À l’orlu di cunclude issi dui ghjorni di dibattiti, di scambii è di sulidarità, vularebbe à nome di noi tutti, ringrazià tutte e militante è i militanti chì dipoi e sittimane si danu di rimenu è chì anu fattu di’ssa 40ma edizione un successu puliticu è pupulare trimendu !
Ch’elli sianu ringraziati dinù tutti i nostri invitati internaziunali vinuti da tanti paesi amichi. Cù a so prisenza fraterna cuntribuiscenu dipoi 40 anni à fà di E Ghjurnate Internaziunale di Corti un appuntamentu di riferenza mundiale di a lotta di i populi per a so libertà.
Tistimunieghjanu dinù aldilà di e nostre cunfine di a so sulidarità à a lotta di u populu corsu. Turnaremu à parlane da qui à pocu.

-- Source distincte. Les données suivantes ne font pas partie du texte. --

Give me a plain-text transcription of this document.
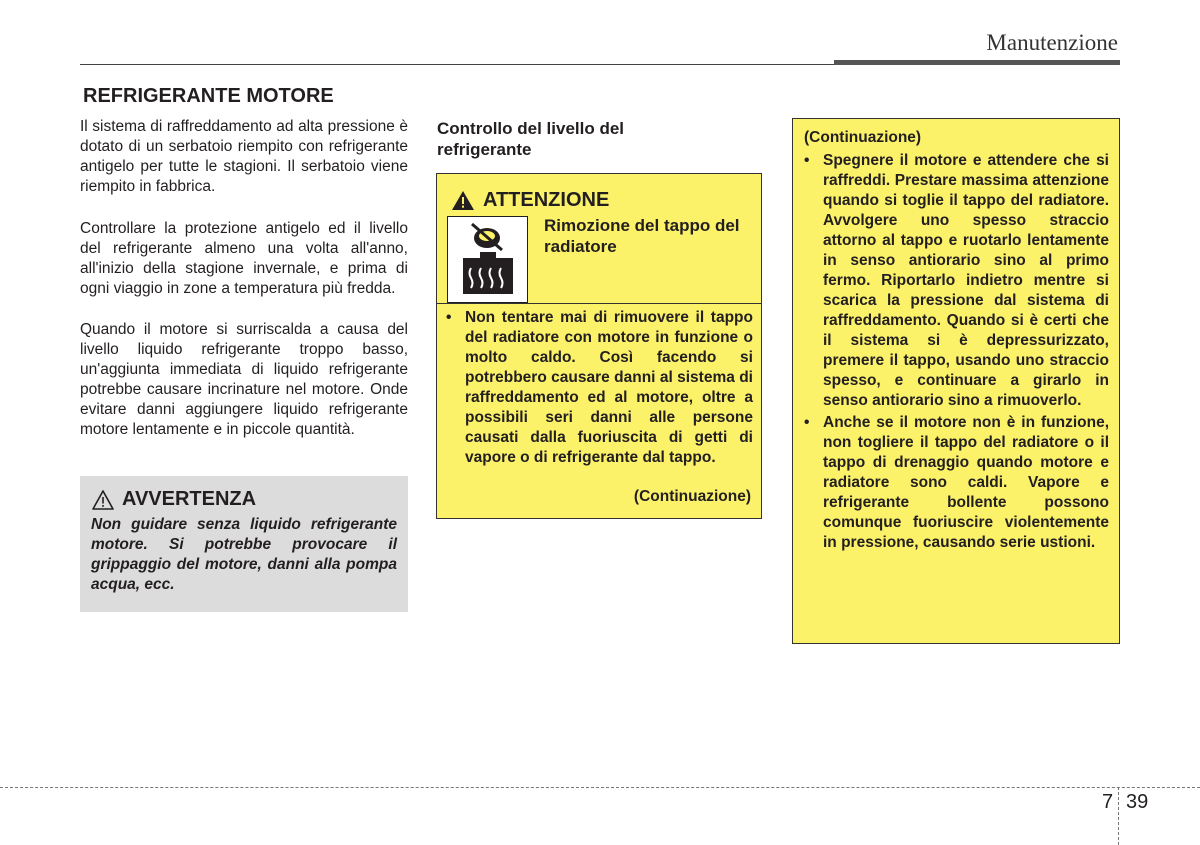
Manutenzione
REFRIGERANTE MOTORE

Il sistema di raffreddamento ad alta pressione è dotato di un serbatoio riempito con refrigerante antigelo per tutte le stagioni. Il serbatoio viene riempito in fabbrica.

Controllare la protezione antigelo ed il livello del refrigerante almeno una volta all'anno, all'inizio della stagione invernale, e prima di ogni viaggio in zone a temperatura più fredda.

Quando il motore si surriscalda a causa del livello liquido refrigerante troppo basso, un'aggiunta immediata di liquido refrigerante potrebbe causare incrinature nel motore. Onde evitare danni aggiungere liquido refrigerante motore lentamente e in piccole quantità.

AVVERTENZA
Non guidare senza liquido refrigerante motore. Si potrebbe provocare il grippaggio del motore, danni alla pompa acqua, ecc.
Controllo del livello del refrigerante
ATTENZIONE
Rimozione del tappo del radiatore
• Non tentare mai di rimuovere il tappo del radiatore con motore in funzione o molto caldo. Così facendo si potrebbero causare danni al sistema di raffreddamento ed al motore, oltre a possibili seri danni alle persone causati dalla fuoriuscita di getti di vapore o di refrigerante dal tappo.
(Continuazione)
(Continuazione)
• Spegnere il motore e attendere che si raffreddi. Prestare massima attenzione quando si toglie il tappo del radiatore. Avvolgere uno spesso straccio attorno al tappo e ruotarlo lentamente in senso antiorario sino al primo fermo. Riportarlo indietro mentre si scarica la pressione dal sistema di raffreddamento. Quando si è certi che il sistema si è depressurizzato, premere il tappo, usando uno straccio spesso, e continuare a girarlo in senso antiorario sino a rimuoverlo.
• Anche se il motore non è in funzione, non togliere il tappo del radiatore o il tappo di drenaggio quando motore e radiatore sono caldi. Vapore e refrigerante bollente possono comunque fuoriuscire violentemente in pressione, causando serie ustioni.
7 39
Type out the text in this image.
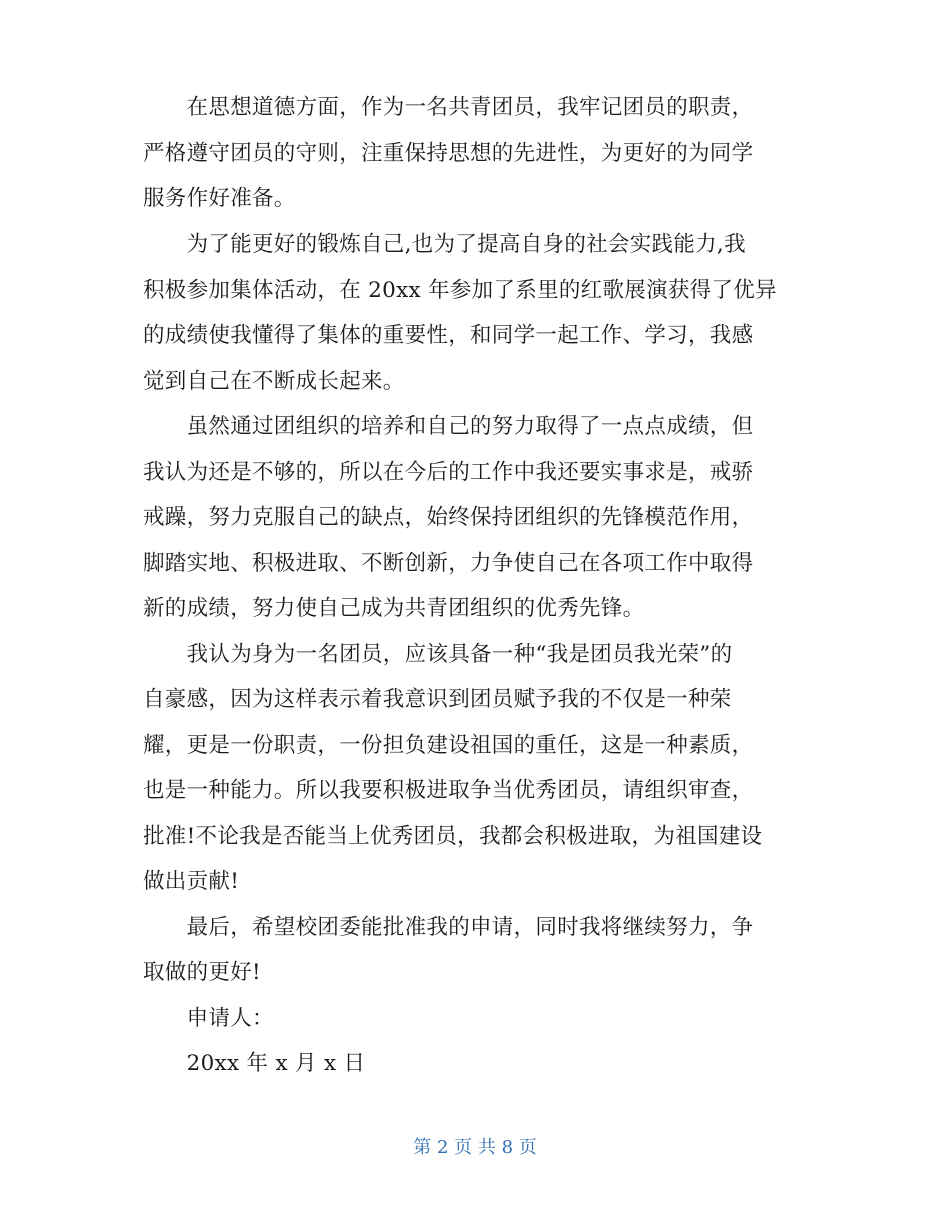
　　在思想道德方面，作为一名共青团员，我牢记团员的职责，
严格遵守团员的守则，注重保持思想的先进性，为更好的为同学
服务作好准备。
　　为了能更好的锻炼自己,也为了提高自身的社会实践能力,我
积极参加集体活动，在 20xx 年参加了系里的红歌展演获得了优异
的成绩使我懂得了集体的重要性，和同学一起工作、学习，我感
觉到自己在不断成长起来。
　　虽然通过团组织的培养和自己的努力取得了一点点成绩，但
我认为还是不够的，所以在今后的工作中我还要实事求是，戒骄
戒躁，努力克服自己的缺点，始终保持团组织的先锋模范作用，
脚踏实地、积极进取、不断创新，力争使自己在各项工作中取得
新的成绩，努力使自己成为共青团组织的优秀先锋。
　　我认为身为一名团员，应该具备一种“我是团员我光荣”的
自豪感，因为这样表示着我意识到团员赋予我的不仅是一种荣
耀，更是一份职责，一份担负建设祖国的重任，这是一种素质，
也是一种能力。所以我要积极进取争当优秀团员，请组织审查，
批准!不论我是否能当上优秀团员，我都会积极进取，为祖国建设
做出贡献!
　　最后，希望校团委能批准我的申请，同时我将继续努力，争
取做的更好!
　　申请人：
　　20xx 年 x 月 x 日
第 2 页 共 8 页
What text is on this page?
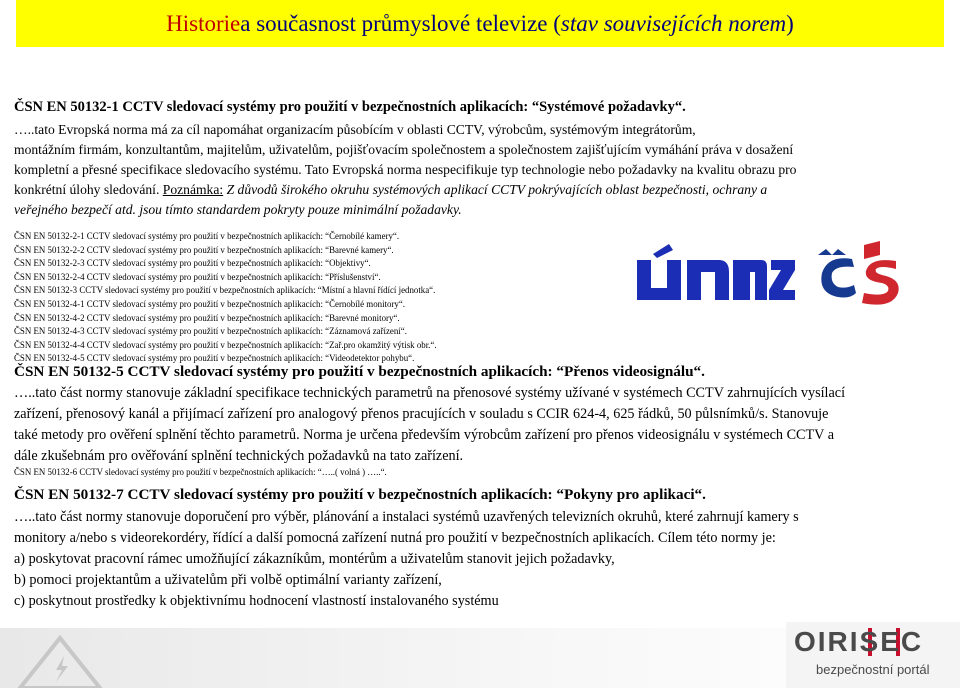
Historie a současnost průmyslové televize ( stav souvisejících norem )
ČSN EN 50132-1 CCTV sledovací systémy pro použití v bezpečnostních aplikacích: “Systémové požadavky“.
…..tato Evropská norma má za cíl napomáhat organizacím působícím v oblasti CCTV, výrobcům, systémovým integrátorům,
montážním firmám, konzultantům, majitelům, uživatelům, pojišťovacím společnostem a společnostem zajišťujícím vymáhání práva v dosažení
kompletní a přesné specifikace sledovacího systému. Tato Evropská norma nespecifikuje typ technologie nebo požadavky na kvalitu obrazu pro
konkrétní úlohy sledování. Poznámka: Z důvodů širokého okruhu systémových aplikací CCTV pokrývajících oblast bezpečnosti, ochrany a
veřejného bezpečí atd. jsou tímto standardem pokryty pouze minimální požadavky.
ČSN EN 50132-2-1 CCTV sledovací systémy pro použití v bezpečnostních aplikacích: “Černobílé kamery“.
ČSN EN 50132-2-2 CCTV sledovací systémy pro použití v bezpečnostních aplikacích: “Barevné kamery“.
ČSN EN 50132-2-3 CCTV sledovací systémy pro použití v bezpečnostních aplikacích: “Objektivy“.
ČSN EN 50132-2-4 CCTV sledovací systémy pro použití v bezpečnostních aplikacích: “Příslušenství“.
ČSN EN 50132-3 CCTV sledovací systémy pro použití v bezpečnostních aplikacích: “Místní a hlavní řídící jednotka“.
ČSN EN 50132-4-1 CCTV sledovací systémy pro použití v bezpečnostních aplikacích: “Černobílé monitory“.
ČSN EN 50132-4-2 CCTV sledovací systémy pro použití v bezpečnostních aplikacích: “Barevné monitory“.
ČSN EN 50132-4-3 CCTV sledovací systémy pro použití v bezpečnostních aplikacích: “Záznamová zařízení“.
ČSN EN 50132-4-4 CCTV sledovací systémy pro použití v bezpečnostních aplikacích: “Zař.pro okamžitý výtisk obr.“.
ČSN EN 50132-4-5 CCTV sledovací systémy pro použití v bezpečnostních aplikacích: “Videodetektor pohybu“.
ČSN EN 50132-5 CCTV sledovací systémy pro použití v bezpečnostních aplikacích: “Přenos videosignálu“.
…..tato část normy stanovuje základní specifikace technických parametrů na přenosové systémy užívané v systémech CCTV zahrnujících vysílací
zařízení, přenosový kanál a přijímací zařízení pro analogový přenos pracujících v souladu s CCIR 624-4, 625 řádků, 50 půlsnímků/s. Stanovuje
také metody pro ověření splnění těchto parametrů. Norma je určena především výrobcům zařízení pro přenos videosignálu v systémech CCTV a
dále zkušebnám pro ověřování splnění technických požadavků na tato zařízení.
ČSN EN 50132-6 CCTV sledovací systémy pro použití v bezpečnostních aplikacích: “…..( volná ) …..“.
ČSN EN 50132-7 CCTV sledovací systémy pro použití v bezpečnostních aplikacích: “Pokyny pro aplikaci“.
…..tato část normy stanovuje doporučení pro výběr, plánování a instalaci systémů uzavřených televizních okruhů, které zahrnují kamery s
monitory a/nebo s videorekordéry, řídící a další pomocná zařízení nutná pro použití v bezpečnostních aplikacích. Cílem této normy je:
a) poskytovat pracovní rámec umožňující zákazníkům, montérům a uživatelům stanovit jejich požadavky,
b) pomoci projektantům a uživatelům při volbě optimální varianty zařízení,
c) poskytnout prostředky k objektivnímu hodnocení vlastností instalovaného systému
OIRISEC
bezpečnostní portál
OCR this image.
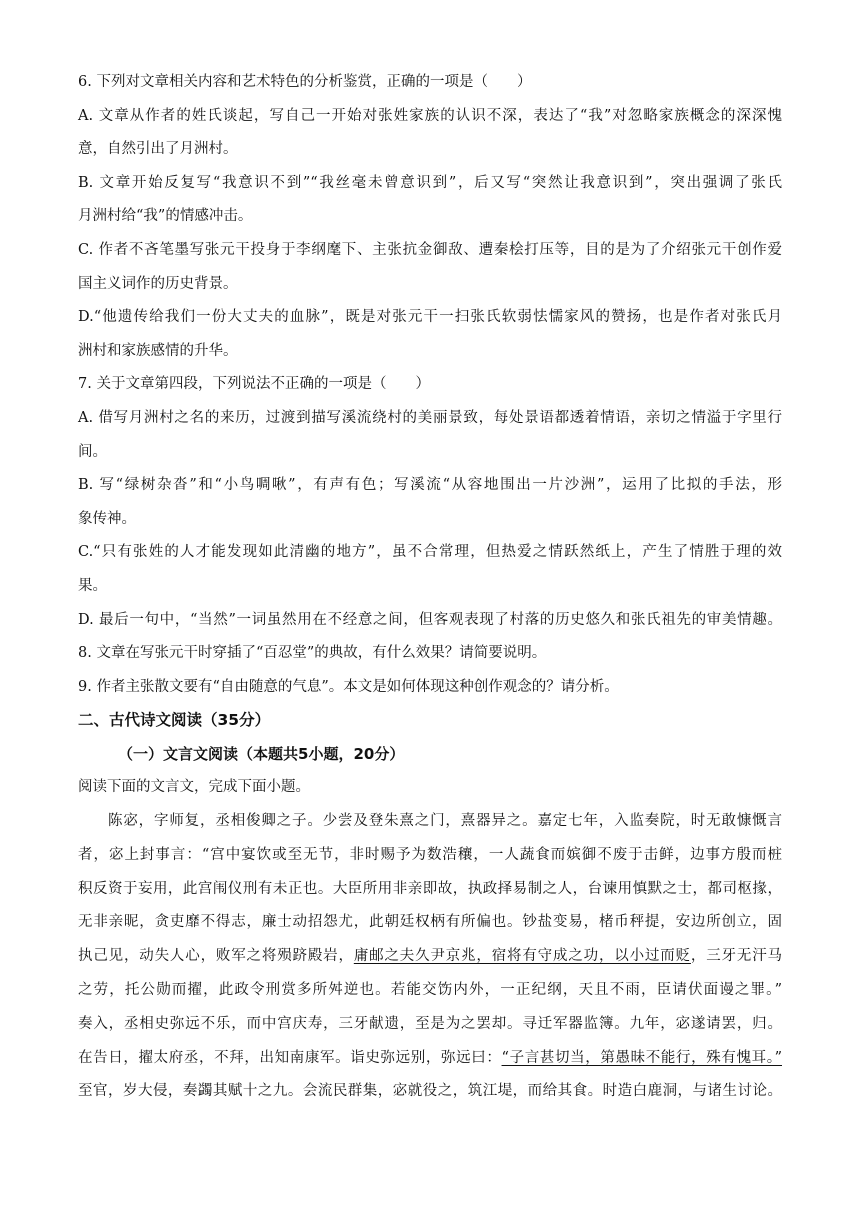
6. 下列对文章相关内容和艺术特色的分析鉴赏，正确的一项是（　　）
A. 文章从作者的姓氏谈起，写自己一开始对张姓家族的认识不深，表达了“我”对忽略家族概念的深深愧
意，自然引出了月洲村。
B. 文章开始反复写“我意识不到”“我丝毫未曾意识到”，后又写“突然让我意识到”，突出强调了张氏
月洲村给“我”的情感冲击。
C. 作者不吝笔墨写张元干投身于李纲麾下、主张抗金御敌、遭秦桧打压等，目的是为了介绍张元干创作爱
国主义词作的历史背景。
D.“他遗传给我们一份大丈夫的血脉”，既是对张元干一扫张氏软弱怯懦家风的赞扬，也是作者对张氏月
洲村和家族感情的升华。
7. 关于文章第四段，下列说法不正确的一项是（　　）
A. 借写月洲村之名的来历，过渡到描写溪流绕村的美丽景致，每处景语都透着情语，亲切之情溢于字里行
间。
B. 写“绿树杂沓”和“小鸟啁啾”，有声有色；写溪流“从容地围出一片沙洲”，运用了比拟的手法，形
象传神。
C.“只有张姓的人才能发现如此清幽的地方”，虽不合常理，但热爱之情跃然纸上，产生了情胜于理的效
果。
D. 最后一句中，“当然”一词虽然用在不经意之间，但客观表现了村落的历史悠久和张氏祖先的审美情趣。
8. 文章在写张元干时穿插了“百忍堂”的典故，有什么效果？请简要说明。
9. 作者主张散文要有“自由随意的气息”。本文是如何体现这种创作观念的？请分析。
二、古代诗文阅读（35分）
（一）文言文阅读（本题共5小题，20分）
阅读下面的文言文，完成下面小题。
陈宓，字师复，丞相俊卿之子。少尝及登朱熹之门，熹器异之。嘉定七年，入监奏院，时无敢慷慨言
者，宓上封事言：“宫中宴饮或至无节，非时赐予为数浩穰，一人蔬食而嫔御不废于击鲜，边事方殷而桩
积反资于妄用，此宫闱仪刑有未正也。大臣所用非亲即故，执政择易制之人，台谏用慎默之士，都司枢掾，
无非亲昵，贪吏靡不得志，廉士动招怨尤，此朝廷权柄有所偏也。钞盐变易，楮币秤提，安边所创立，固
执己见，动失人心，败军之将殒跻殿岩，庸邮之夫久尹京兆，宿将有守成之功，以小过而贬，三牙无汗马
之劳，托公勋而擢，此政令刑赏多所舛逆也。若能交饬内外，一正纪纲，天且不雨，臣请伏面谩之罪。”
奏入，丞相史弥远不乐，而中宫庆寿，三牙献遗，至是为之罢却。寻迁军器监簿。九年，宓遂请罢，归。
在告日，擢太府丞，不拜，出知南康军。诣史弥远别，弥远曰：“子言甚切当，第愚昧不能行，殊有愧耳。”
至官，岁大侵，奏蠲其赋十之九。会流民群集，宓就役之，筑江堤，而给其食。时造白鹿洞，与诸生讨论。
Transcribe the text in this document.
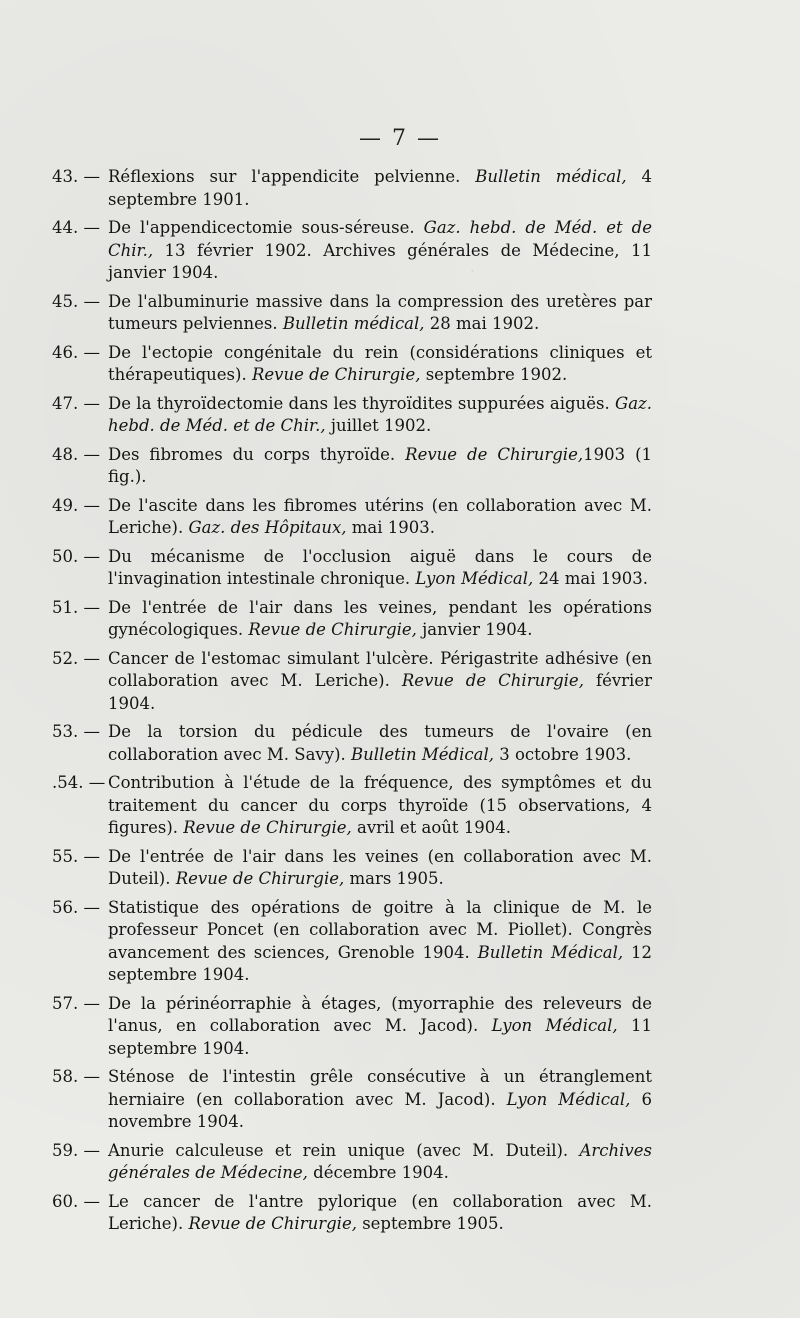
·
— 7 —
43. — Réflexions sur l'appendicite pelvienne. Bulletin médical, 4 septembre 1901.
44. — De l'appendicectomie sous-séreuse. Gaz. hebd. de Méd. et de Chir., 13 février 1902. Archives générales de Médecine, 11 janvier 1904.
45. — De l'albuminurie massive dans la compression des uretères par tumeurs pelviennes. Bulletin médical, 28 mai 1902.
46. — De l'ectopie congénitale du rein (considérations cliniques et thérapeutiques). Revue de Chirurgie, septembre 1902.
47. — De la thyroïdectomie dans les thyroïdites suppurées aiguës. Gaz. hebd. de Méd. et de Chir., juillet 1902.
48. — Des fibromes du corps thyroïde. Revue de Chirurgie,1903 (1 fig.).
49. — De l'ascite dans les fibromes utérins (en collaboration avec M. Leriche). Gaz. des Hôpitaux, mai 1903.
50. — Du mécanisme de l'occlusion aiguë dans le cours de l'invagination intestinale chronique. Lyon Médical, 24 mai 1903.
51. — De l'entrée de l'air dans les veines, pendant les opérations gynécologiques. Revue de Chirurgie, janvier 1904.
52. — Cancer de l'estomac simulant l'ulcère. Périgastrite adhésive (en collaboration avec M. Leriche). Revue de Chirurgie, février 1904.
53. — De la torsion du pédicule des tumeurs de l'ovaire (en collaboration avec M. Savy). Bulletin Médical, 3 octobre 1903.
.54. — Contribution à l'étude de la fréquence, des symptômes et du traitement du cancer du corps thyroïde (15 observations, 4 figures). Revue de Chirurgie, avril et août 1904.
55. — De l'entrée de l'air dans les veines (en collaboration avec M. Duteil). Revue de Chirurgie, mars 1905.
56. — Statistique des opérations de goitre à la clinique de M. le professeur Poncet (en collaboration avec M. Piollet). Congrès avancement des sciences, Grenoble 1904. Bulletin Médical, 12 septembre 1904.
57. — De la périnéorraphie à étages, (myorraphie des releveurs de l'anus, en collaboration avec M. Jacod). Lyon Médical, 11 septembre 1904.
58. — Sténose de l'intestin grêle consécutive à un étranglement herniaire (en collaboration avec M. Jacod). Lyon Médical, 6 novembre 1904.
59. — Anurie calculeuse et rein unique (avec M. Duteil). Archives générales de Médecine, décembre 1904.
60. — Le cancer de l'antre pylorique (en collaboration avec M. Leriche). Revue de Chirurgie, septembre 1905.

Infine, vulemu dedicà isse 40 me Ghjurnate à tutti quelli chì anu datu a so vita per ch’ellu campi u populu corsu Hè oghje in a nostra mimoria, Yvan Colonna ,assassinatu in una prigione francese cinque mesi fà. Isse Ghjurnate e vulemu dedicà dinù à i nostri prigiuneri pulitichi chì aspettanu sempre l’ora di a libertà, a vulemu dedicà infine à tutti quelli chì si battenu sempre per a Corsica Nazione, è in particulare à i machjaghjoli di u Fronte à quale avemu sempre purtatu a nostra sulidarità !
Cette 40e édition des Ghjurnate témoigne de la constance et de la vitalité du combat du peuple corse pour son droit légitime à souveraineté, à la liberté, à la dignité, en un mot pour son droit légitime à la vie. Cette édition du retour témoigne également de la capacité du courant indépendantiste à faire face aux enjeux qui se présentent à lui par-delà les épreuves.
La situation que connaît la Corse nous commandait de rejeter avec force l’éphémère sentiment de découragement qui a pu envahir certains d’entre nous les soirs de défaite, car notre combat ne s’arrête pas à des péripéties électorales. À l’inverse, notre histoire nous invite également à relativiser l’euphorie des soirs de victoires, car celles-ci, si importantes soient elles, appelaient encore après elles tant d’autres batailles. Aujourd’hui c’est donc avec lucidité et détermination que les militants de Corsica Libera se présentent en ordre de marche pour contribuer pleinement à l’effort de construction nationale.
Processus historique ?
Notre action, nous la situons incontestablement dans une perspective historique. Mais à l’heure où en politique, et en Corse singulièrement, la moindre initiative est présentée comme une démarche « historique », cette affirmation demande cependant quelques précisions.
À Corsica Libera, nous avons su démontré de façon tangible que nous étions prêts à participer activement à des démarches se situant au niveau de l’Histoire contemporaine de la Corse.
Lors de la décennie passée, nous avons été à l’initiative des grands compromis politiques qui, sous une mandature qui n’était pas nationaliste de 2010 à 2015, ont permis de faire valider démocratiquement nos principales revendications et donc de gagner la bataille décisive des idées. Nous avons soutenu l’initiative de paix du FLNC vers un processus de démilitarisation progressive. Nous avons permis la première victoire électorale des forces se réclamant de la Nation.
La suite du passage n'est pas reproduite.